Tuesday, 14 June 2022

Dexter: New Blood (2021)

 




After faking his death ten years ago in a hurricane, serial killer Dexter Morgan has moved to the small town of Iron Lake, New York. There, under the assumed identity of Jim Lindsay, a clerk at the local wilderness sporting gear store, he has successfully suppressed his homicidal urges for a full decade.

Which is definitely not to say that he is "better".  He continues to feel those urges, and his longstanding practice of speaking to an imaginary representation of his dead father continues ... though now it is an imaginary representation of his dead sister, whose demise was Dexter's fault.

Still.  It finally seems like Dexter has his 'dark passenger' under control.  He's gone ten years without a kill.  He won't break that streak now, right?  And even if he did, there's no-one around to tie him to his old life, right?

Well, I bet you can guess what happens next.

Season eight of Dexter is notoriously bad.  Particularly the ending, which comes in at #3 on Screen Rant's list of Most Hated Series Finales.  It's so reviled that when word of New Blood got out, the initial reaction was "it's the revival no-one asked for".  Certainly, when I sat down to watch it, it was with a sense of morbid curiosity rather than hope.

But you know what?  Dexter: New Blood is actually pretty good.  It takes the original series baffling ending and uses the decade of elapsed time - both in fiction and in the real world - to develop sometime much more entertaining and satisfying.

I suspect that the return of the original show runner, Clyde Phillips, was a major factor in the uptick in quality.  Philips left the original show at the end of season 4 - considered by many 'the last good one', though I'm actually not its biggest fan - and has brought the character and the show back toward the tone of the earliest seasons.

I also think that the switch of locale from sunny, metropolitan Florida to snowbound, rural upstate New York works well.  What seemed one of the most random elements of the series finale - "what, Dexter's a lumberjack, now?" - has been used to create a very different visual and cultural dynamic to the show.  That helps it feel fresh and different even as the show returns to its thematic and narrative roots.  All in all, it's a smart blend of different and familiar.

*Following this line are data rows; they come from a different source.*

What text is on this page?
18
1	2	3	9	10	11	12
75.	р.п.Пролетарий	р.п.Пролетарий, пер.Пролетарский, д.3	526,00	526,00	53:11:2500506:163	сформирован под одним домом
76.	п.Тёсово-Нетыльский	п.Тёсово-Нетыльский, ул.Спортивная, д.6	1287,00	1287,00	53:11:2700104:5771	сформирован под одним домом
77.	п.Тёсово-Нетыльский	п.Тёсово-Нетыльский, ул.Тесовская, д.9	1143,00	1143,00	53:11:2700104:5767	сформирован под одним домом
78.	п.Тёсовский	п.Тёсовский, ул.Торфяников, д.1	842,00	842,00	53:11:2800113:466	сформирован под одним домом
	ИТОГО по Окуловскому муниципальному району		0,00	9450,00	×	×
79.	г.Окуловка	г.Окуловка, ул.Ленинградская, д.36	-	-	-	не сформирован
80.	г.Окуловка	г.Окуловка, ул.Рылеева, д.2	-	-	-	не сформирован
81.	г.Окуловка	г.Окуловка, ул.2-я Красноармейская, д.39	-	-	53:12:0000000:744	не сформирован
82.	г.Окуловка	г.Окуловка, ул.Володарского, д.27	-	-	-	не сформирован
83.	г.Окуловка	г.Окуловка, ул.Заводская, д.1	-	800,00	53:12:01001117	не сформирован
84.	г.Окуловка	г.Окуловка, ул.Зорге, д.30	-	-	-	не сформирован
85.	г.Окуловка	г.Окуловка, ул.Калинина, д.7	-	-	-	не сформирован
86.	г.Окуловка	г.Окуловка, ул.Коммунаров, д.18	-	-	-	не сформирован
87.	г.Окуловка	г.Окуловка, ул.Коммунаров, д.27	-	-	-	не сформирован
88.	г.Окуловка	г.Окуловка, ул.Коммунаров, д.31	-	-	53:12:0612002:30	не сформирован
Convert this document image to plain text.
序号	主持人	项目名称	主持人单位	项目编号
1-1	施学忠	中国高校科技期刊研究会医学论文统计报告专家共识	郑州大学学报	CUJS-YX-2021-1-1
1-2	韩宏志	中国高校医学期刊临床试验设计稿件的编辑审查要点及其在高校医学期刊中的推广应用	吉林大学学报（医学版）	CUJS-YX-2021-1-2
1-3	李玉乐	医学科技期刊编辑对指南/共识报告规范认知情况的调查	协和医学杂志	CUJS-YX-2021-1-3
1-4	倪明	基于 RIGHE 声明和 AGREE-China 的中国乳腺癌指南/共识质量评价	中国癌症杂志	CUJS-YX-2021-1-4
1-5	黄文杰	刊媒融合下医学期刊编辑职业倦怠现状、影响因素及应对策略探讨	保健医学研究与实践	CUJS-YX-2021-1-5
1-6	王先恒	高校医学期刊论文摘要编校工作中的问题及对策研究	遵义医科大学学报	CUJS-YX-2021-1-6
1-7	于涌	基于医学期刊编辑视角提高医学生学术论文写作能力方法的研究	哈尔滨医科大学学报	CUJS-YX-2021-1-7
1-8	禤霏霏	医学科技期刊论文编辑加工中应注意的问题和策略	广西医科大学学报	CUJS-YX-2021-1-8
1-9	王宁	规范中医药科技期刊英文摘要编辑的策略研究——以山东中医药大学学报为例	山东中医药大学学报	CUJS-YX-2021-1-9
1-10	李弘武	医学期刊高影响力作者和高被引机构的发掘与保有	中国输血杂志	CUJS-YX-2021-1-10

Then there's the switch to having Dexter's sister, Debra, become the on-screen face of Dexter's internal struggle.  It makes sense that Dexter would personify these things as her since her passing: even more-so than his father, Debra was the most important person in his life, and in many ways his anchor to something approaching normality.  The two actors also always had great chemistry (they were actually married, for a while), and Debra's foul-mouthed energy works really well for the self-loathing Dexter experiences.

Finally, the show does a good job of creating a volatile, dangerous situation and then following through on that.  Gone are the original show's many convenient escapes from consequence: characters both major and minor genuinely feel at risk here, and Dexter's mistakes have consequences for him and for those he cares about.  Which is not to say that the entire thing is misery and failure: it's not.  But it feels much more organic, and far less contrived.  And it has a real ending.  One that feels like a proper send-off for the character.

I'm not sure I would come back for a season 2 of New Blood - it would very much depend on the concept behind it - but I am glad they made these ten episodes.